Seri Liturgi: DUDUK DI SEBELAH KANAN

Seri Liturgi
DUDUK DI SEBELAH KANAN

Syalom aleikhem.
Frasa dalam Gloria yang diterjemahkan “duduk di sisi Bapa”, dalam bahasa Latin berbunyi “sedes ad déxteram Patris”– harafiah: ‘duduk di sebelah kanan Bapa’. Ini alkitabiah sekali, diucapkan oleh Tuhan Yesus dalam suatu nubuat (Mat. 26:64): “Jawab Yesus: ‘Aku berkata kepadamu, mulai sekarang kamu akan melihat Anak Manusia duduk di sebelah kanan Yang Mahakuasa….’”

Nubuat itu terpenuhi ketika Sang Kristus telah naik ke surga. Perhatikan penggalan ayat ini (Kis. 7:55): “Tetapi Stefanus yang penuh dengan Roh Kudus, menatap ke langit, lalu melihat kemuliaan Allah dan Yesus berdiri di sebelah kanan Allah.” Kalimat ini mengingatkan kita – karena mirip dan selaras – akan Kredo (Syahadat) bukan.

Berada di sisi atau duduk di sebelah kanan bermakna penuh kuasa, diberi kekuasaan penuh.
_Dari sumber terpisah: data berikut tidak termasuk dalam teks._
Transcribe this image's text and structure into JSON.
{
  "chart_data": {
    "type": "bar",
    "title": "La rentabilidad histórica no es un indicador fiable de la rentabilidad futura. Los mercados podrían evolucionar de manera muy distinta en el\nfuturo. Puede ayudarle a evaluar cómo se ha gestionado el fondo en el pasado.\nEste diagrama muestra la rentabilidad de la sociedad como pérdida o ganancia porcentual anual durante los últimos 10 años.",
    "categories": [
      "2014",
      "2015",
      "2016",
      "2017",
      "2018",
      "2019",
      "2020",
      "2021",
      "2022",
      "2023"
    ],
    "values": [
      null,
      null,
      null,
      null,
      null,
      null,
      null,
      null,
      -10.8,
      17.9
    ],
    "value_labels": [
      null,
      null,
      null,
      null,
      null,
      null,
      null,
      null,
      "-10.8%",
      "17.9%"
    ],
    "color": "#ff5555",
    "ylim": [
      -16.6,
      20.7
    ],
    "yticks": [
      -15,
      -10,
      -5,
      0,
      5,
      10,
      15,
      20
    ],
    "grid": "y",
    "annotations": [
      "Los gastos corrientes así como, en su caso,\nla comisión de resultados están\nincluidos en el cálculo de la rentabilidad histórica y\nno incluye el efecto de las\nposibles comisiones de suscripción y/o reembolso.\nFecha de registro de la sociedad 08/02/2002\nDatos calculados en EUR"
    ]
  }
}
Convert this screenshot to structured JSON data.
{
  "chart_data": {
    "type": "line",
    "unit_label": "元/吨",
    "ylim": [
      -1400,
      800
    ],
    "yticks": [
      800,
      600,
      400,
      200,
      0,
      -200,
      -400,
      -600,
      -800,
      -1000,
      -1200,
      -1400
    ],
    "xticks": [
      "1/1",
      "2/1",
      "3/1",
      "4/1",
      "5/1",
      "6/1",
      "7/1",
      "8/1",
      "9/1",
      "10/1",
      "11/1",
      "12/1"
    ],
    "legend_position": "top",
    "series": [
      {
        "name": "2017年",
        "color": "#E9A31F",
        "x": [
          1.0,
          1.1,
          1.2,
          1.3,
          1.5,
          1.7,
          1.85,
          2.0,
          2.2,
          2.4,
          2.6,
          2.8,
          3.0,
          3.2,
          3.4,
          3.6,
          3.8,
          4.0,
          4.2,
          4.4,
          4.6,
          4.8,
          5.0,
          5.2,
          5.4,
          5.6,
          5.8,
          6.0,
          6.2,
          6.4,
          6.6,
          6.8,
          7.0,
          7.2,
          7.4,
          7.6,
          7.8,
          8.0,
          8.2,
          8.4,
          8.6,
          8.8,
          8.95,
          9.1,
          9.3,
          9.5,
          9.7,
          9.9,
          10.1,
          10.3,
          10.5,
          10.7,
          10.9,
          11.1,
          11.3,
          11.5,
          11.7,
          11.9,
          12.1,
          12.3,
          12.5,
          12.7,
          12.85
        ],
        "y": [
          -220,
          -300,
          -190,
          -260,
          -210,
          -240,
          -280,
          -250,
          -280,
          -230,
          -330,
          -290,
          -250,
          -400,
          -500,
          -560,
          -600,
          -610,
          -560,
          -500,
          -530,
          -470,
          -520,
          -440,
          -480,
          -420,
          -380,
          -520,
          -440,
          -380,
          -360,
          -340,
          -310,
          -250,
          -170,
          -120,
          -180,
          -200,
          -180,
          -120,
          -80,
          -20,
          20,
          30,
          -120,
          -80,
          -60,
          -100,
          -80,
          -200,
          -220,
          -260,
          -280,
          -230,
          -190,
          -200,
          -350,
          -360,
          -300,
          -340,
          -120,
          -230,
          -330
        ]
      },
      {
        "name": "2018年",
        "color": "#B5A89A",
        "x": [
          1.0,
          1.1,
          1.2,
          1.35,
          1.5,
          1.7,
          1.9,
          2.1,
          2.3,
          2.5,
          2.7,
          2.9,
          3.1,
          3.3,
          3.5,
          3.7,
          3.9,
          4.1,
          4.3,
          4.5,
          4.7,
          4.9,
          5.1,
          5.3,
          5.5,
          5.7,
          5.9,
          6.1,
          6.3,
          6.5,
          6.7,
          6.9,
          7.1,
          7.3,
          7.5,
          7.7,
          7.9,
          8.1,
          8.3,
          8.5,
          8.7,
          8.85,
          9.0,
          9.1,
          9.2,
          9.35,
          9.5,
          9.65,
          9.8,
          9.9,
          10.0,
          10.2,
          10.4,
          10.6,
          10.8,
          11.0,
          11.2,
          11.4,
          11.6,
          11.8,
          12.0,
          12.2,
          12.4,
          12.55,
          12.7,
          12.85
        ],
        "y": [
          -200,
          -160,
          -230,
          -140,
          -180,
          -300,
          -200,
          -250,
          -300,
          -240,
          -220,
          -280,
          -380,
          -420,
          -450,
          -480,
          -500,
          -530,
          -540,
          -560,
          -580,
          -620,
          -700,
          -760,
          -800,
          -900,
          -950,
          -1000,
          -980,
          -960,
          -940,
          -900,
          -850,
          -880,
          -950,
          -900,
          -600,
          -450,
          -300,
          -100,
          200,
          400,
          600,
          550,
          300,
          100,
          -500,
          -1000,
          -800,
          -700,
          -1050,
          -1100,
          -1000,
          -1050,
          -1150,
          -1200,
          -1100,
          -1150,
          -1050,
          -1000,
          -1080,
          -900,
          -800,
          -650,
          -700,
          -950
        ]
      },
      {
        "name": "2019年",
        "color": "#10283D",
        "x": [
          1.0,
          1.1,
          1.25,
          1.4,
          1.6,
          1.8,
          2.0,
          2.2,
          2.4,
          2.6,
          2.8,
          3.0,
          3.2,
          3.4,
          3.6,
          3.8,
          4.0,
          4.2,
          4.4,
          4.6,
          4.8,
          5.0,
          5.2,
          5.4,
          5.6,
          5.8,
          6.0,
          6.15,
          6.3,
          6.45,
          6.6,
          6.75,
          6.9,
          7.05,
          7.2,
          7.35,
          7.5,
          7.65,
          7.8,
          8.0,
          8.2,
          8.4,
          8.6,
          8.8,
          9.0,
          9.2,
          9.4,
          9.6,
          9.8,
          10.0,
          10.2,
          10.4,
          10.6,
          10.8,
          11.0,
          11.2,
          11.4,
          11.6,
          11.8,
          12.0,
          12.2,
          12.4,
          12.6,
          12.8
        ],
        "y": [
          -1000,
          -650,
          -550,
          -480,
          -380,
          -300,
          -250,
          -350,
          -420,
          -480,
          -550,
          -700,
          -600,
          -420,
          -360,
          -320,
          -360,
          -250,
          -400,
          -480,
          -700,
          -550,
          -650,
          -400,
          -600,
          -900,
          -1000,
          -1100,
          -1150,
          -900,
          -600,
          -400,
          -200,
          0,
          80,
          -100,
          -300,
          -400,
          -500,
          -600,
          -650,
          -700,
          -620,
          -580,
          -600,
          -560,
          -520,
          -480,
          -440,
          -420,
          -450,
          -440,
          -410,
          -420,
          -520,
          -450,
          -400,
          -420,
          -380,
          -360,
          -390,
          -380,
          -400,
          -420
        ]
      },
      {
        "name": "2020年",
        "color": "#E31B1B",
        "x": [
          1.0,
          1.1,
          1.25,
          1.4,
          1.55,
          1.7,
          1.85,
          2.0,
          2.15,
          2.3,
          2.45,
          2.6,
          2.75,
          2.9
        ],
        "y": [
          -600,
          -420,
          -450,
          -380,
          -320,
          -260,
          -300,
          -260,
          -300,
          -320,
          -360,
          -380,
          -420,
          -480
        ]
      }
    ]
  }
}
Bandingkan itu dengan ungkapan bahasa Indonesia: “tangan kanan” – contoh: Menteri Polan kini menjadi tangan kanan Presiden Upin. Tangan kanan artinya orang kepercayaan penuh.

Karena besarnya kuasa itu, layak dan pantaslah kita memohon kepada Tuhan Yesus. Dialah Firman Allah, Dialah Allah. Dan satu-satunya yang kudus hanyalah Allah. Maka, kalimat selanjutnya dalam Gloria berbunyi “hanya Engkaulah kudus”. Hanya Tuhanlah yang kudus. Manusia dapat menjadi kudus sejauh dikuduskan dan ambil bagian dalam kekudusan Allah.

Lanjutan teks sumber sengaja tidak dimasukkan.